Stephen Jay Gould, RIP

by Steve Sailer

National Review, June 3, 2002

 

Harvard paleontologist Stephen Jay Gould, the literary world's favorite scientist, has died of lung cancer at the age of 60.

Let us begin by speaking well of Gould the man. A deadly cancer struck him two decades ago; he somehow beat it and went on to do an enormous amount of hard work. He was an authority on West Indian land snails. He wrote dozens of books in a sonorous prose style that struck people of nonscientific inclinations as exactly what a Great Man of Science ought to sound like. Although always an adversary of Creationism, in later life he grew tired of the war of intellectual extermination being fought by extremists on both sides of the religion/science divide, and wisely urged forbearance. His vast energy and mellifluous prose style made him a celebrity. He portrayed himself on "The Simpsons" and sang "Take Me Out to the Ballgame" a capella all the way through as part of Ken Burns's baseball documentary.

Was he a great scientist, though?

Gould was wonderfully ambitious. He marketed himself as the new, improved Charles Darwin for our age of political correctness. Gould's positive contributions to science were more meager than his august reputation among subscribers to The New York Review of Books might suggest, but they should not be wholly overlooked. He gave his Big Idea the majestic name "punctuated equilibria." In simpler terms, what he meant was that evolution doesn't always proceed at uniform rates. This was hardly an original concept (many of his detractors among hard scientists called it "evolution by jerks"), but Gould's vast talent for PR served a useful purpose in reminding us that evolution can sometimes occur at nearly the speed of revolution.

It's important, though, to distinguish between Gould's helpful contributions to understanding the evolution of ancient fossils and his furious opposition to scientifically studying the impact of evolution upon living humans. In the great debates that shaped today's science of human nature, Gould was consistently on the side of negativism and obscurantism. He relentlessly sallied forth with Neo-Lysenkoist attacks on sociobiologists, evolutionary psychologists, and psychometricians. While Creationists attack the Darwinian theory of what animals evolved from, Gould railed against Darwinian explanations of what humans evolved to. Raised by his father as a Marxist, Gould hated the possibility that evolution had shaped human nature beyond the powers of social engineers to alter. He especially loathed the concept that humans varied genetically.
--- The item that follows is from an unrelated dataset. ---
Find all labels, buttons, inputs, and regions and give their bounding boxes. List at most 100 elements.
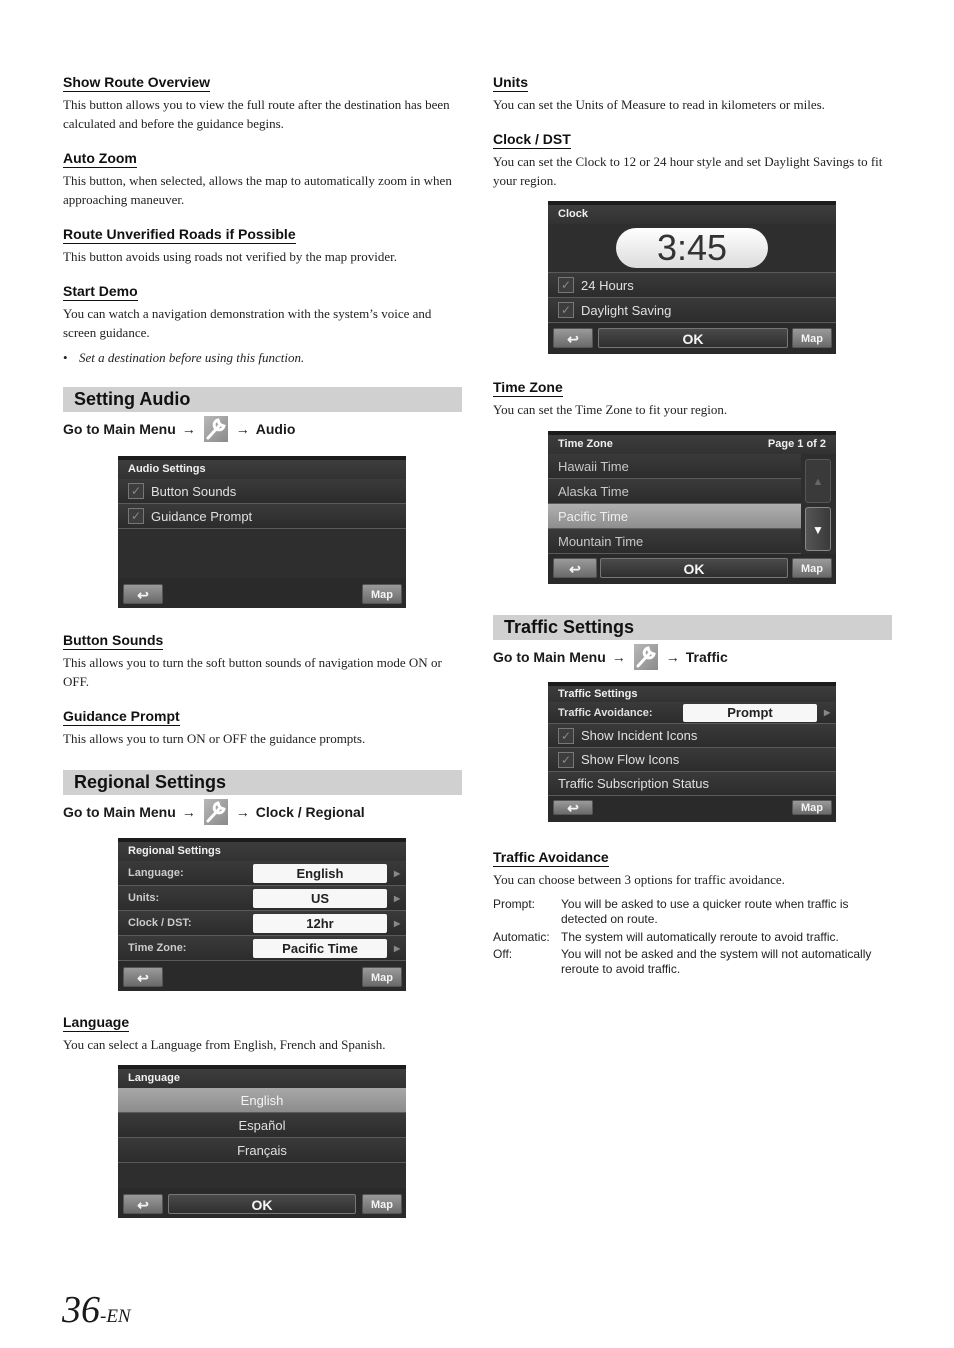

Yet, he was never able to construct a theory of his own that made more accurate predictions about contemporary humanity.

Gould's most famous and influential book was The Mismeasure of Man, which exemplified his trademark combination of antiquarianism and guilt by association in the service of character assassination. In it, he attempted to destroy the modern science of IQ by recounting the stumblings of 19th-century researchers working before the IQ test was even invented. Of course, that line of attack makes as much sense as trying to discredit modern astronomy by writing a book revealing that ancient astronomers thought the sun went around the Earth.

By the last decade of his life, Gould's moment had passed. His theories on human nature had proven sterile. The shy, little-known William D. Hamilton's rigorous version of Darwinism had triumphed. The bright young women on campus were flocking to evolutionary psychology, a field that the old leftist found deeply suspicious. Although Gould's slanders had slowed the scientific study of intelligence by helping starve it of funding, it continued to advance.

The more generous of Gould's many enemies preferred to look on the bright side of Gould's ferocious onslaughts on themselves. Edward O. Wilson, author of Sociobiology, wrote that he was appreciative of having such a formidable opponent. In fact, during his late forties, Wilson taught himself to write like a literary intellectual precisely so he could match Gould's appeal to nonscientists.

The science-fiction novelist and polymath Jerry Pournelle debated Gould in his prime. After Gould's death this week, Pournelle summed up, "I think Gould's legacy left the House of Intellect stronger particularly where he was wrong, because he made his opponents rethink their positions and sharpen their concepts. He did that for me, and for that I will always be grateful. Requiem aeternam dona eis, Domine. Lux perpetua luceat eis."

P.S. Jerry's Latin translates as follows: "Give them eternal rest, Lord. Let light perpetual shine on them."

 

Steve Sailer (www.iSteve.com) is a columnist for VDARE.com and the film critic for The American Conservative.